A tale scopo sono utili protocolli, per il trattamento e l’assistenza di pazienti con complicanze quali polmoniti, per ridurre la morbosità e la mortalità.

Gli antivirali amantadina e rimantadina, oltre a potere essere impiegati per la prevenzione dell’influenza da virus di tipo A in persone che non possono essere sottoposte a vaccinazione, sono attivi, se somministrati molto precocemente (entro 24-48 ore dall’inizio dei sintomi), su febbre e sintomi respiratori riducendone l’intensità e la durata.

A causa dei frequenti effetti collaterali, la somministrazione di tali farmaci richiede cautela ed attenta valutazione del rapporto rischio-beneficio. Anche in questo caso bisogna tener presente la possibilità di insorgenza di forme resistenti.

Altri farmaci antivirali utili per il trattamento delle infezioni da virus influenzali di tipo A e di tipo B sono gli inibitori della neuraminidasi: se somministrati entro un massimo di 48 ore dall’insorgenza dei sintomi, riducono di circa un terzo (un giorno e mezzo) la durata delle forme non complicate di influenza. In Italia, il loro uso è autorizzato, al momento attuale, soltanto negli adulti e negli adolescenti al di sopra dei 12 anni di età.

  1. E

È prioritario nella redazione del Piano il ritorno delle informazioni e la gestione delle informazioni, che deve essere stabilita nelle modalità dei Piani regionali.

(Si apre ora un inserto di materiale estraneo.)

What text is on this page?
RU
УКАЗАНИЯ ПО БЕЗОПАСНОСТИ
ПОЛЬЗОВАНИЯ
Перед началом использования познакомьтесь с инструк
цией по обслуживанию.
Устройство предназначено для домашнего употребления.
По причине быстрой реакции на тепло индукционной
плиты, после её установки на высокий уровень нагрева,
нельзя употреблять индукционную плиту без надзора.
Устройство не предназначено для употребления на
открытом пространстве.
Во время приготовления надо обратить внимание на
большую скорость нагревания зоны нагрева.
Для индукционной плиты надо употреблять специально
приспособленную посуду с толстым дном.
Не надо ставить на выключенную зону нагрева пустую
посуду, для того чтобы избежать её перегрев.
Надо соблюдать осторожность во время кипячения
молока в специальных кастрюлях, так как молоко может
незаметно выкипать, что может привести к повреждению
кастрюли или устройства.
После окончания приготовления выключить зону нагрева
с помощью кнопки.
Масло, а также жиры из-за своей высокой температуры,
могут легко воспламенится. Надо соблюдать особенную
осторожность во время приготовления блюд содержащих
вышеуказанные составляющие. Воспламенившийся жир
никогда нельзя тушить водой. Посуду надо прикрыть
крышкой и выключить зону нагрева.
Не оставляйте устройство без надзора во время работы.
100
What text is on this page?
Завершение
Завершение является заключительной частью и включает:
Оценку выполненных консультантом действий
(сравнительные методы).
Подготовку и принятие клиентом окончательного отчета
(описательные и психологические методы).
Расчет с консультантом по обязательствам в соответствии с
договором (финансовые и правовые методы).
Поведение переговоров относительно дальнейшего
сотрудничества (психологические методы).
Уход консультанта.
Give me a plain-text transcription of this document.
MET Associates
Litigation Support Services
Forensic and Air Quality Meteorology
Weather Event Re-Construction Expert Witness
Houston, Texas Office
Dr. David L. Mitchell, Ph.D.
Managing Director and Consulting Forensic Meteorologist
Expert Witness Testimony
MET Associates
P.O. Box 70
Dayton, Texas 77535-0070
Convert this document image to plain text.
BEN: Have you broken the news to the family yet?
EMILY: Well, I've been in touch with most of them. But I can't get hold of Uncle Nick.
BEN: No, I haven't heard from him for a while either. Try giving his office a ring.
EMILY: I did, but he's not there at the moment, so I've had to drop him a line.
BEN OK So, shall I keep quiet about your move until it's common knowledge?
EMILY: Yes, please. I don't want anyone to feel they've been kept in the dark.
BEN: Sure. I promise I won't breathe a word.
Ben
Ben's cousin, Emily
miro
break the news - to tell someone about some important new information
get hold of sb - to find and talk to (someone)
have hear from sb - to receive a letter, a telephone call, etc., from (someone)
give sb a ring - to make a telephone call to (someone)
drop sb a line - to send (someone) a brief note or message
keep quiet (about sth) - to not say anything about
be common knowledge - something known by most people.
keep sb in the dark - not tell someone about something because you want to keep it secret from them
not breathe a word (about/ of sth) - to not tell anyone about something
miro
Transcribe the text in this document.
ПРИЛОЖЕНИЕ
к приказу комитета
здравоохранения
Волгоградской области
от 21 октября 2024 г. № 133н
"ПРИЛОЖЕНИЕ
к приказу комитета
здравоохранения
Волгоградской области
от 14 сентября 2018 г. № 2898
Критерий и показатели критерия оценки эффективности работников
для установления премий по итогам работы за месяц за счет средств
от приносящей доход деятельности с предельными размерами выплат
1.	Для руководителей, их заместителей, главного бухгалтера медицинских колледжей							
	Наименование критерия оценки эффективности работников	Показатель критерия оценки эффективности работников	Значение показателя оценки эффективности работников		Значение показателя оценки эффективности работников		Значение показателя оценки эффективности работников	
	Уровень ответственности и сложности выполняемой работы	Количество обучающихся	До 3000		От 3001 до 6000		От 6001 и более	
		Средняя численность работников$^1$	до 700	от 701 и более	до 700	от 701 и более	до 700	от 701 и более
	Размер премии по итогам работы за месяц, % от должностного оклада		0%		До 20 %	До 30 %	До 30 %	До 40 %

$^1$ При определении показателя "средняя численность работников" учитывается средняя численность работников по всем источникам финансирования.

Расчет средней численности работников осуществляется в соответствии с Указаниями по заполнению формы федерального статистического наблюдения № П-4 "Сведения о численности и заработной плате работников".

Si dovrà provvedere, per gli operatori sanitari sul territorio, alla diramazione continua di bollettini sull’evoluzione della pandemia e sulle misure intraprese, nonché sulle informazioni da fornire alla popolazione.

  1. FMedici di famiglia.

I medici di famiglia (medici di medicina generale o pediatri di famiglia) – MDF – costituiscono uno degli elementi fondamentali della rete assistenziale che dovrà costituirsi per garantire una efficace assistenza alla popolazione. È impensabile, d’altra parte, che le strutture pubbliche o private possano garantire da sole una efficace assistenza.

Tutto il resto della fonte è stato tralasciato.